Dan Goss is a writer, researcher and editor for Kimberly Access. When he isn't writing online, he spends most of his time reading and working on new projects.
Across the board, electric forklifts and access vehicles are becoming more popular and more prevalent. As fuel prices rise and the future of oil looks less certain, sustainable options are becoming more desirable. Significant investments in electric motors and battery systems have resulted in more efficient, affordable machines, making this technology more available than ever - and bringing a host of advantages to its operator and the company.
These advantages include being fume-free in operation, giving off no harmful emissions which could either damage the environment or endanger workers.
Electric forklifts and access platforms are therefore safer to use in smaller spaces or those without good ventilation, meaning that even small storage areas can benefit from their use.
They are also generally more compact than diesel forklifts, as their heavy batteries act as a counterweight in the machine, making the whole device smaller and far more manoeuvrable than its counterparts. The electric engine is quieter and often cheaper to run, as the cost of recharging a battery overnight on a low electricity tariff is much lower than the cost of replacing fuel canisters or filling up on diesel.
Battery technology is constantly evolving
Compared to a combustion engine, the electric forklift has very few moving parts, leading to a lower breakdown rate and lower maintenance costs, making it overall more cost-effective. This relative simplicity also negates the need for a clutch, incher or revving the engine at any time, making the electric vehicle or platform comparatively much easier to drive. It only has an accelerator pedal and a brake, and as a result, requires less training to operate safely.
The disadvantages of electric forklifts are largely in the cost: the initial cost of the machine, the battery and the charger is high compared to the cost of a diesel forklift. The battery also takes far longer to charge than a traditional diesel truck takes to refuel, needing an overnight charge (or a replacement battery, which boosts the start-up cost even further).
It is also recommended that operators don't use their electric forklifts for long periods outside in wet conditions, as moisture tends to cause electrical problems with wiring circuitry and electrical components. On top of that, they are less suited to soft ground than diesel forklifts due to higher point loadings on axles and wheels, making them vulnerable to sinking in shale or other soft terrains.
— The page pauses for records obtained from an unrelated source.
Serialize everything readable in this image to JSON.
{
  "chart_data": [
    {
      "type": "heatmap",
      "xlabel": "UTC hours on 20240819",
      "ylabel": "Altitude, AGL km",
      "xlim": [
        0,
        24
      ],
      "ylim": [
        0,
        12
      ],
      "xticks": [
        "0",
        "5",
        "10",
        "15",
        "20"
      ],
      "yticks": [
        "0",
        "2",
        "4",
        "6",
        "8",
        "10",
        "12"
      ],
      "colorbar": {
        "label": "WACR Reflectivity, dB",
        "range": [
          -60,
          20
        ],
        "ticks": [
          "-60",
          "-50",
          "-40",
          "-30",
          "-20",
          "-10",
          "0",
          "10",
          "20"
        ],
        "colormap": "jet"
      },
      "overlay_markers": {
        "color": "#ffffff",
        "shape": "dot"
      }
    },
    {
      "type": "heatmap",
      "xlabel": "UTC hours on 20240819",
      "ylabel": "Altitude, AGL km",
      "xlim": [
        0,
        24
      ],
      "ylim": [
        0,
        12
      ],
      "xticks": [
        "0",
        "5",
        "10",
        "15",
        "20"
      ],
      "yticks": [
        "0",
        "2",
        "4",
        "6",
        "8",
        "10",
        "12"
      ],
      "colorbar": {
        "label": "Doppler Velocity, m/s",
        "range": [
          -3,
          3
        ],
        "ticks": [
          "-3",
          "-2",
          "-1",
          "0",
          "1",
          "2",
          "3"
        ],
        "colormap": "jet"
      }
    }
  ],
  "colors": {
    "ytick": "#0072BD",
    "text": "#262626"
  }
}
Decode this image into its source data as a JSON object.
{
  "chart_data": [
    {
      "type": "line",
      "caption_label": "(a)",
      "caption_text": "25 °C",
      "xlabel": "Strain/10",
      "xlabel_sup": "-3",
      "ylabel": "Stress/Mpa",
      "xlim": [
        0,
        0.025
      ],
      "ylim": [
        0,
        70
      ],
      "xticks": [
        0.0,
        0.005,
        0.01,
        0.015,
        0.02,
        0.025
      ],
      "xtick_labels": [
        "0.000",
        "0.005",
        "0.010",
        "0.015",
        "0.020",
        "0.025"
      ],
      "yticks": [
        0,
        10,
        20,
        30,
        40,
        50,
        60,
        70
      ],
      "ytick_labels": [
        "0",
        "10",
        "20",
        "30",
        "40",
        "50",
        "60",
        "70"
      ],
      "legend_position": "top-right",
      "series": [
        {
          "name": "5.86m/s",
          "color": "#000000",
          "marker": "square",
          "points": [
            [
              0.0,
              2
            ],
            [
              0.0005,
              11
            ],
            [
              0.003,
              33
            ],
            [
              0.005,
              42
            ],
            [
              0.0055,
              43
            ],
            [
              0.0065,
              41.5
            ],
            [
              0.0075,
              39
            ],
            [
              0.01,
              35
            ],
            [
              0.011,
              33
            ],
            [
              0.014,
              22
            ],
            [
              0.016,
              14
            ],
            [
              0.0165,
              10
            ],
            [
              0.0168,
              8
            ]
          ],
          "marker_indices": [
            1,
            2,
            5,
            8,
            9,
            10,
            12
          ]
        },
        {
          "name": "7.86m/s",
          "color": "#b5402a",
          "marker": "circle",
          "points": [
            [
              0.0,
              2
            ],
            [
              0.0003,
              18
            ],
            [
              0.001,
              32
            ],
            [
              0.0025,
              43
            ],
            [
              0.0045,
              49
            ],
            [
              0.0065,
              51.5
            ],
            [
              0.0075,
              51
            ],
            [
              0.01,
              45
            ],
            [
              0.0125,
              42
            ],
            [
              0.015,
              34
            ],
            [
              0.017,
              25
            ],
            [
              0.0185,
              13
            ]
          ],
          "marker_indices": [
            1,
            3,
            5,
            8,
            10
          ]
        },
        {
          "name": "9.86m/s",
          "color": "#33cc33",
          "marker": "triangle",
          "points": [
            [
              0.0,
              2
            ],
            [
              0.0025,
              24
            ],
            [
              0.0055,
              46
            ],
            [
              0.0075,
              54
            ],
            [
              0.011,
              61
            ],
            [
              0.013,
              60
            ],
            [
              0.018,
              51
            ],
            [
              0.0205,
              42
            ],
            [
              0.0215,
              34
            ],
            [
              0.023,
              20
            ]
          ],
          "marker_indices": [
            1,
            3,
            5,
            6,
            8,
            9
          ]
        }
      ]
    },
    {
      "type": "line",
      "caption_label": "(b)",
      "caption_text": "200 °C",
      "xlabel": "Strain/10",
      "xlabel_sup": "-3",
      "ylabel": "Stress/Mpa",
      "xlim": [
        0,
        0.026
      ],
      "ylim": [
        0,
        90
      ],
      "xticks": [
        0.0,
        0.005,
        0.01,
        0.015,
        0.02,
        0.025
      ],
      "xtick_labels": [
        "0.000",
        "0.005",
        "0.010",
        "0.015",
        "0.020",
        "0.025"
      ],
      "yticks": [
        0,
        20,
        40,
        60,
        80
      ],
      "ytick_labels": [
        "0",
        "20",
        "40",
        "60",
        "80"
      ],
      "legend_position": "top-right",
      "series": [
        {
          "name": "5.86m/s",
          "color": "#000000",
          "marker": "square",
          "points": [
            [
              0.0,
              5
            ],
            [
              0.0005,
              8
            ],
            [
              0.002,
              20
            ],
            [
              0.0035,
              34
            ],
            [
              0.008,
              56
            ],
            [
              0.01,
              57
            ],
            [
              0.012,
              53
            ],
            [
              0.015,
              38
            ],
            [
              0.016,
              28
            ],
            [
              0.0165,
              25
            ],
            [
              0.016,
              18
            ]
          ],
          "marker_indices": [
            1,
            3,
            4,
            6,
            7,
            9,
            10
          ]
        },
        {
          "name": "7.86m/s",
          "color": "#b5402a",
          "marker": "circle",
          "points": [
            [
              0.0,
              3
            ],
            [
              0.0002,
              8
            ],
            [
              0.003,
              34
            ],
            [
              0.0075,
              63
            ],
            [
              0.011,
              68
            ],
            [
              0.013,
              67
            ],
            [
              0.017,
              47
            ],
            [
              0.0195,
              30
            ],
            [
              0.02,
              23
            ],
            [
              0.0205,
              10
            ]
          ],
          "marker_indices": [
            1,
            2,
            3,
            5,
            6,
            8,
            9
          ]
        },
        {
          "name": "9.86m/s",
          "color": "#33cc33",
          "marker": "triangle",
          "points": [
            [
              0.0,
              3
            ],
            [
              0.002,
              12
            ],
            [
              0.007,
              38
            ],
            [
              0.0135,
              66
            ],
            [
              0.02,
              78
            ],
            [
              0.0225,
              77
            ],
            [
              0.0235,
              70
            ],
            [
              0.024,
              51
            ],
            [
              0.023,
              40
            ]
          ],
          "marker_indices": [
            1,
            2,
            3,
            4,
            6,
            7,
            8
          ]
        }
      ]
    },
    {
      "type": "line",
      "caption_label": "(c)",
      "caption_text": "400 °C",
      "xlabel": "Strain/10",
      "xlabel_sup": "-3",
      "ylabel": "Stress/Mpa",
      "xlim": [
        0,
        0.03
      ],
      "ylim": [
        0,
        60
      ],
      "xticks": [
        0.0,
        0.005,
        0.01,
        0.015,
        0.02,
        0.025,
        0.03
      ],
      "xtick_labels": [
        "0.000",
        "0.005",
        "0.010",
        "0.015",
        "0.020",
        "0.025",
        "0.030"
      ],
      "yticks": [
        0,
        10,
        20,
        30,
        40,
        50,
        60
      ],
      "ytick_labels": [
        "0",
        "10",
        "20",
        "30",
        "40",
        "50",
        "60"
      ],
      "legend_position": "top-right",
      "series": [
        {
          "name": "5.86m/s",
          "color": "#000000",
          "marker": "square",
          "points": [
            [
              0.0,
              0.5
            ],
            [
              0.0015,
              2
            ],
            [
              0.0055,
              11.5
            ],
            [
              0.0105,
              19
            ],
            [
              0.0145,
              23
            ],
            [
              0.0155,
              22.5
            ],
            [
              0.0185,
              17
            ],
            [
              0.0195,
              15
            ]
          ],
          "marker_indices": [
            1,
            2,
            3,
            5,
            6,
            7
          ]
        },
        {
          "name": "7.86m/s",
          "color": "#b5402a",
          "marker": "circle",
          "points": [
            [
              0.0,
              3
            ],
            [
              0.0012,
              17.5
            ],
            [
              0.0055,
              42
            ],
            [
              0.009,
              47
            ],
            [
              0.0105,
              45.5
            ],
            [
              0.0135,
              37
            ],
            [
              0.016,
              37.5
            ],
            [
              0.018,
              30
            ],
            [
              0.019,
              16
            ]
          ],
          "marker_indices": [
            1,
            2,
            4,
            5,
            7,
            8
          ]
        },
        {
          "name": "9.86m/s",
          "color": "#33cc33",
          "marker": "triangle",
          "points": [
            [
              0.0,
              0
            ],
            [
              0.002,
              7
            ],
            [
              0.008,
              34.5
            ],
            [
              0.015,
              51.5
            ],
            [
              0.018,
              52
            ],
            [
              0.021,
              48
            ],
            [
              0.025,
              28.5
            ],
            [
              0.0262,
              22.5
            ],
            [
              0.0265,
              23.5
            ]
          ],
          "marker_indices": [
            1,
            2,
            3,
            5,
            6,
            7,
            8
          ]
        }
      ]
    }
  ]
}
Electric forklifts have been in use since the 1930s, largely to make use of their manifold advantages, but with the new push towards sustainable electric machinery, these benefits are available to more operators than ever before. The disadvantages reduce every day as advances are made in the fields of battery engineering and design, making the impressive start-up costs more manageable and reducing the battery charging times. The electric forklift has been around for a long time, but now it's finally taking over.